We visit the API Pricing page to get the price for usage.
$15.00 / 1M input tokens
$7.50 / 1M cached input tokens
$60.00 / 1M output tokens
Then we get the price per token:
million = 1000000
prompt_token_price = 15.00 / million
cached_token_price = 7.50 / million
completion_token_price = 60.00 / million
The cache cost is directly stated, not given as a percentage, so we will use that.
The cost of output is directly in the usage response:
completion_token_cost = usage.completion_tokens * completion_token_price
The cost of input is co-mingled, the cached_tokens giving the portion of prompt_tokens that had discounting. We need to separate them.
uncached_tokens = usage.prompt_tokens - usage.cached_tokens
Then:
uncached_token_cost = uncached_tokens * prompt_token_price
cached_token_cost = usage.cached_tokens * cached_token_price
So:
total_cost = uncached_token_cost + cached_token_cost + completion_token_cost
usage.rejected_prediction_tokens on other models is more billing at completion_token_price.
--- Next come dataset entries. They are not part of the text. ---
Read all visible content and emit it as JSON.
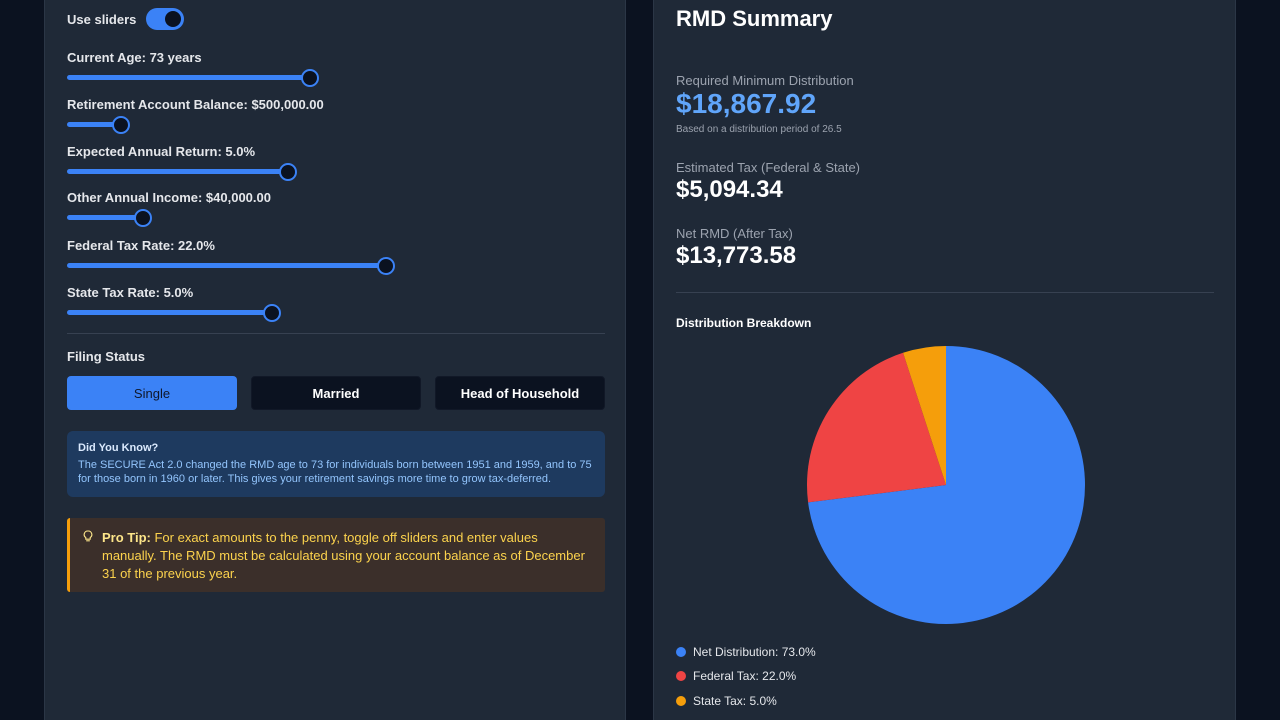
{
  "settings": {
    "use_sliders_label": "Use sliders",
    "use_sliders_on": true
  },
  "sliders": [
    {
      "label": "Current Age: 73 years",
      "level_pct": 45
    },
    {
      "label": "Retirement Account Balance: $500,000.00",
      "level_pct": 10
    },
    {
      "label": "Expected Annual Return: 5.0%",
      "level_pct": 41
    },
    {
      "label": "Other Annual Income: $40,000.00",
      "level_pct": 14
    },
    {
      "label": "Federal Tax Rate: 22.0%",
      "level_pct": 59
    },
    {
      "label": "State Tax Rate: 5.0%",
      "level_pct": 38
    }
  ],
  "filing": {
    "label": "Filing Status",
    "options": [
      "Single",
      "Married",
      "Head of Household"
    ],
    "selected": "Single"
  },
  "info": {
    "title": "Did You Know?",
    "text": "The SECURE Act 2.0 changed the RMD age to 73 for individuals born between 1951 and 1959, and to 75 for those born in 1960 or later. This gives your retirement savings more time to grow tax-deferred."
  },
  "tip": {
    "strong": "Pro Tip:",
    "text": " For exact amounts to the penny, toggle off sliders and enter values manually. The RMD must be calculated using your account balance as of December 31 of the previous year."
  },
  "summary": {
    "title": "RMD Summary",
    "rmd_label": "Required Minimum Distribution",
    "rmd_value": "$18,867.92",
    "rmd_note": "Based on a distribution period of 26.5",
    "tax_label": "Estimated Tax (Federal & State)",
    "tax_value": "$5,094.34",
    "net_label": "Net RMD (After Tax)",
    "net_value": "$13,773.58",
    "breakdown_title": "Distribution Breakdown"
  },
  "chart_data": {
    "type": "pie",
    "slices": [
      {
        "label": "Net Distribution: 73.0%",
        "value": 73.0,
        "color": "#3b82f6"
      },
      {
        "label": "Federal Tax: 22.0%",
        "value": 22.0,
        "color": "#ef4444"
      },
      {
        "label": "State Tax: 5.0%",
        "value": 5.0,
        "color": "#f59e0b"
      }
    ]
  }
}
Audio tokens also are a portion of prompt and completion tokens that are billed at a much higher rate, which you can similarly address when using voice models.
(hard-coded):
million = 1_000_000
total_cost = ((usage.prompt_tokens - usage.cached_tokens) * (15.00 / million) +
usage.cached_tokens * (7.50 / million) +
usage.completion_tokens * (60.00 / million))
…supposing you get response.usage out, and further use its Python methods.